The HPC team has concluded initial evaluation of the Meltdown and Spectre processor vulnerabilities. All HPC systems are vulnerable, as are the vast majority of computing devices. These are serious security vulnerabilities that can lead to the loss of sensitive data. While the vulnerabilities are currently difficult to exploit, they do require action. Please read on for details as they relate to the HPC environment.
Do you plan to patch the HPC systems? – Yes, we plan to patch the Argon system at the next maintenance and the Neon system will be patched soon after. While patches for these exploits continue to evolve we plan to apply the current patches that are available. Not patching is not an option as all future updates will be dependent on installation of the patches for these vulnerabilities.
Will patching affect system performance? – Yes, we do expect some decrease in system performance. Based on the testing we have performed we expect the average performance decrease to be in the 5-10% range. However actual performance variation is highly impacted by the type of workload you are performing. For heavily compute intensive jobs we have seen many cases where there is nearly no performance impact.

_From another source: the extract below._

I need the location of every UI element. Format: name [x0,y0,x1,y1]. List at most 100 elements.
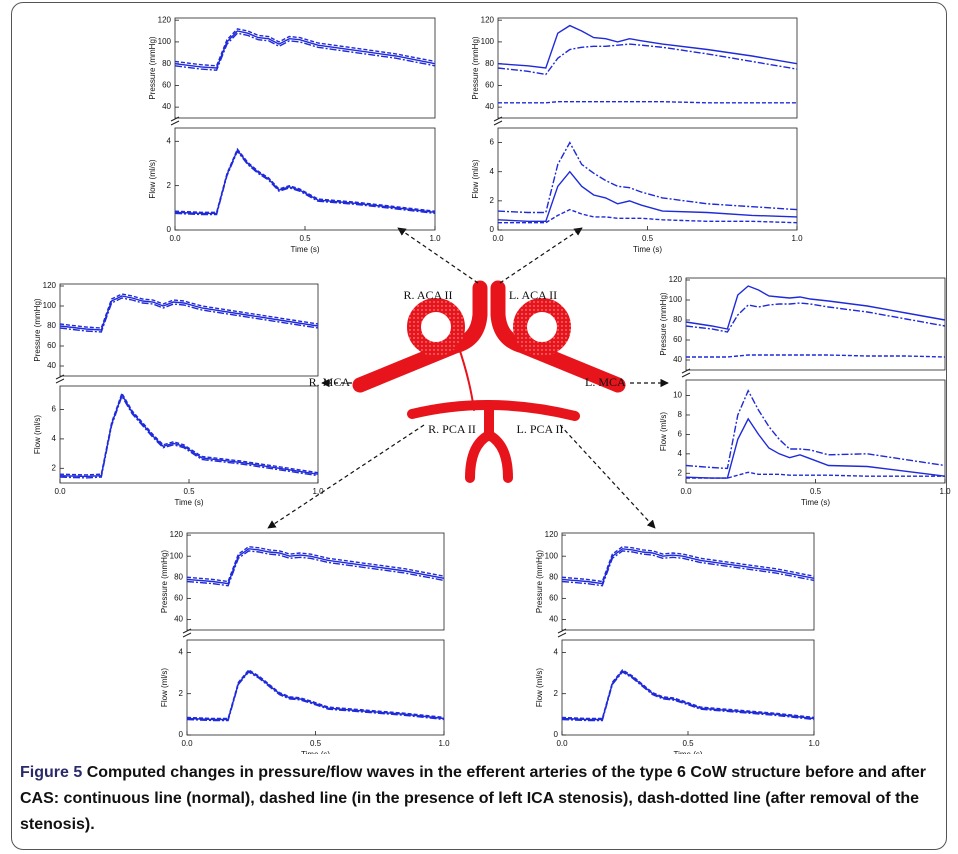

I/O intensive jobs including jobs that write large amounts of data to disk or send large number of MPI messages are likely to be more impacted with some workloads seeing performance hits more in the 30% range.
How can I minimize the performance impact on my work? – The biggest thing you can do to minimize performance impact is to limit your I/O to the greatest extent possible. We also recommend that you optimize your I/O to decrease the number of small file operations you are executing. In many respects optimizing in this new environment is similar to traditional optimization and mirrors many of our recommendations for high throughput jobs.
Can you help me minimize my performance impact? – The HPC team is happy to engage in these conversations but unfortunately has limited time available. As such, all consults in this area will be handled on a first come, first serve, time available basis. We also strongly encourage you to have done initial evaluation of performance and optimized I/O as best you can before contacting us.
Do you expect stability issues? – There have been reports of stability issues in the media but to date we have not experienced stability issues. We will be carefully evaluating the patches we apply for stability issues before they are rolled out across the clusters.